New York, Feb 22, 2026, 12:09 EST — The market has closed.
- Lilly shares slipped on Friday, lagging behind a wider Wall Street upswing.
- Next week, traders are zeroed in on fresh hints about pricing and supply for obesity drugs.
- On deck: a March conference spot, plus an FDA call slated for April.
Shares of Eli Lilly and Company (LLY) slipped 1.34% Friday, settling at $1,009.52 before U.S. markets headed into the weekend. 1
Lilly’s drop stands out. The company is now seen as a pure gauge for the obesity-drug trade—demand is strong, expectations are high, but there’s little leeway for error. Priced for growth, the stock tends to react quickly even to minor sentiment changes.
Investors are rethinking macro risk, too. Policy headlines jolt markets, sometimes pushing money into big-cap defensives when rotations hit.
The S&P 500 climbed 0.69% Friday, with the Nasdaq up 0.90%, after the U.S. Supreme Court tossed out President Donald Trump’s global tariffs. New figures pointed to slower growth and hotter inflation. “Today is a removal of some uncertainty,” said Mike Dickson, Horizon Investments’ head of research and quantitative strategies. 2
Lilly’s immediate focus remains squarely on GLP-1 drugs — treatments that act like gut hormones to lower blood sugar and suppress appetite — plus the pipeline of next-gen products aiming to expand the market. According to a recent filing, Lilly is sitting on $1.5 billion in pre-launch inventory of orforglipron, its experimental oral weight-loss drug, ahead of an anticipated FDA decision in April.
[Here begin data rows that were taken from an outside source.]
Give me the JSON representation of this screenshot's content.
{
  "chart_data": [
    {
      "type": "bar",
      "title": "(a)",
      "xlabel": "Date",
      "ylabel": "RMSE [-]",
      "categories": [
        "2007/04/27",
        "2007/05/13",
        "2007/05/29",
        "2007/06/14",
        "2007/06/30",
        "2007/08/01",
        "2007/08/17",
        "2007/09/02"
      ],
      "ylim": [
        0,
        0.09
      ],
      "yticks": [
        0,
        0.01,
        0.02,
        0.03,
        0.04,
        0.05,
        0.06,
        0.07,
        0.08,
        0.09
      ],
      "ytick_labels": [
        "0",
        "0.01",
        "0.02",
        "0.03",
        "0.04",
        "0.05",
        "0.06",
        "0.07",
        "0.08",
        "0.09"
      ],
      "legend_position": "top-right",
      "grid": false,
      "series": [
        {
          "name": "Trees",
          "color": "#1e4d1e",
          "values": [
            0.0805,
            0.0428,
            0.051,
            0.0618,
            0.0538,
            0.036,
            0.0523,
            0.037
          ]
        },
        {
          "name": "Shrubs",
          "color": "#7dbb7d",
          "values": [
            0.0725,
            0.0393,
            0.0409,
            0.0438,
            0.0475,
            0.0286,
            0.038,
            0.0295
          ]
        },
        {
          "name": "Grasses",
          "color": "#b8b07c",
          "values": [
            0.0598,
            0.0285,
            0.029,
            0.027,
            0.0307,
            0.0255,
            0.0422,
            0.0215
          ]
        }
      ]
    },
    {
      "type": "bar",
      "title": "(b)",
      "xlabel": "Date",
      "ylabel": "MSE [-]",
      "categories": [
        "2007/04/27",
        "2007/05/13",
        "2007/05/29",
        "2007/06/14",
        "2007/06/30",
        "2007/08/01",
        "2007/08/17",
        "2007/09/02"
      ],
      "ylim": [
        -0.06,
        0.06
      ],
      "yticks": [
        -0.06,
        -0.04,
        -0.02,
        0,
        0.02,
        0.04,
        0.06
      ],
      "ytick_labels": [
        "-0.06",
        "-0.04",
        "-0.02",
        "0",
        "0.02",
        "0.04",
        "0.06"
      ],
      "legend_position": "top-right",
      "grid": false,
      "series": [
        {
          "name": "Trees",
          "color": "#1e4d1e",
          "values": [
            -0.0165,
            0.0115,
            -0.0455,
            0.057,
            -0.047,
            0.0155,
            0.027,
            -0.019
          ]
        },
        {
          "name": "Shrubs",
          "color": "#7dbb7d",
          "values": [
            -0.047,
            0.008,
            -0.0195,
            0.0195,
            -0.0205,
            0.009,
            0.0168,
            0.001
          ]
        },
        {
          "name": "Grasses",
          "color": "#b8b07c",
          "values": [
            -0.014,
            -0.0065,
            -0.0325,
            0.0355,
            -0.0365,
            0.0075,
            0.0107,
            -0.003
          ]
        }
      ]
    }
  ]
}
Meanwhile, Novo Nordisk rolled out its once-daily weight-loss pill in the U.S. just earlier this month. Prescriptions shot past 26,000 in the second full week, based on IQVIA data cited by an analyst. 3
Regulatory pressure is picking up. On Feb. 6, the FDA announced plans to clamp down on GLP-1 active ingredients showing up in mass-marketed compounded drugs that aren’t approved. The agency warned companies: fix violations or face possible legal moves, including seizures and injunctions. 4
Lilly investors are looking ahead to March 2, when CFO Lucas Montarce is set for a fireside chat at TD Cowen’s annual health care conference. The event gets webcast via the company’s investor site. 5
The road isn’t smooth. Pricing pressure on obesity drugs, changing reimbursement policies, and even small signs of renewed supply constraints could dent sentiment. Competition isn’t standing still either—Novo Nordisk faces a growing field.
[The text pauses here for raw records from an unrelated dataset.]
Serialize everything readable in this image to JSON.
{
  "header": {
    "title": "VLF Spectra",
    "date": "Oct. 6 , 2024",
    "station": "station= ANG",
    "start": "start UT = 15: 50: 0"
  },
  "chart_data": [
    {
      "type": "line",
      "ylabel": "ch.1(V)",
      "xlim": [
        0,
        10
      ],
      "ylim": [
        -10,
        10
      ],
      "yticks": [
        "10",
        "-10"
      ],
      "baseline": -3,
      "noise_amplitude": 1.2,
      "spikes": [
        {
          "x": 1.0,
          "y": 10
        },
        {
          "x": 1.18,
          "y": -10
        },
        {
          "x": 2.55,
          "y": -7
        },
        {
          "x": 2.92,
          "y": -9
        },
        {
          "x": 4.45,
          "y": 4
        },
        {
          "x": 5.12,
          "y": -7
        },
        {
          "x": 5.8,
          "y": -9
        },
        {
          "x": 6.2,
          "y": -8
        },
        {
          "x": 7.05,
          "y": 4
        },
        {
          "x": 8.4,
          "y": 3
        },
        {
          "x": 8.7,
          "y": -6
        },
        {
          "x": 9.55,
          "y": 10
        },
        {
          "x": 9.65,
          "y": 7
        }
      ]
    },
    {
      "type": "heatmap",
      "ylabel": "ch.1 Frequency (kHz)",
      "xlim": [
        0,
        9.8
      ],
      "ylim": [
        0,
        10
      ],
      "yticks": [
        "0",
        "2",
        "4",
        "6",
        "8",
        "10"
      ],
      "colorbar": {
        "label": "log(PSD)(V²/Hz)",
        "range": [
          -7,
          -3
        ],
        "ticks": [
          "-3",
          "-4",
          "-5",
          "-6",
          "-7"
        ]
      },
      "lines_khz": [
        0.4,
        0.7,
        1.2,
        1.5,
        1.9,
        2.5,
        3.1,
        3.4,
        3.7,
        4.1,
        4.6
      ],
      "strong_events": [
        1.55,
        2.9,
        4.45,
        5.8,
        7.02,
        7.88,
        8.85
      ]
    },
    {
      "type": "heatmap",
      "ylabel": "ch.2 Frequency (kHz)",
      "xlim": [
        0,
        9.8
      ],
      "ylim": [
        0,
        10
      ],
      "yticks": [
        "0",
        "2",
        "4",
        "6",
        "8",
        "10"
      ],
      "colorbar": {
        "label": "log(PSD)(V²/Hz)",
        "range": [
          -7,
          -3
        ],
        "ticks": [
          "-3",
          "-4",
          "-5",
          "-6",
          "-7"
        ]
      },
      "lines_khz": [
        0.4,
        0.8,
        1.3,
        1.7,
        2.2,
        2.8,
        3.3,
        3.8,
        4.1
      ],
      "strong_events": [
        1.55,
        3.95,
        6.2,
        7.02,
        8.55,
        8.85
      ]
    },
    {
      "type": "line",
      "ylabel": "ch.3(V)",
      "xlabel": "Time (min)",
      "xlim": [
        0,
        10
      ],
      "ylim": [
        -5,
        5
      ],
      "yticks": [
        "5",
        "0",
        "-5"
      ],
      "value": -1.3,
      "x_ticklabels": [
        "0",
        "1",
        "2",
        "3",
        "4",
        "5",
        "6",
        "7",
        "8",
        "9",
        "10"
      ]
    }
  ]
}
Lilly’s stock is trading roughly 11% under its 52-week peak of $1,133.95 from Jan. 8. Volume on Friday hit about 3.2 million shares, lining up with the 50-day average. The stock beat out Johnson & Johnson and Pfizer for the session, while AbbVie finished up just a bit, according to MarketWatch data. 6
Monday’s open puts the focus on whether Friday’s risk-on mood has staying power—and if Lilly manages to keep the obesity-drug story climbing into its March 2 conference appearance, with the FDA’s orforglipron decision still looming in April.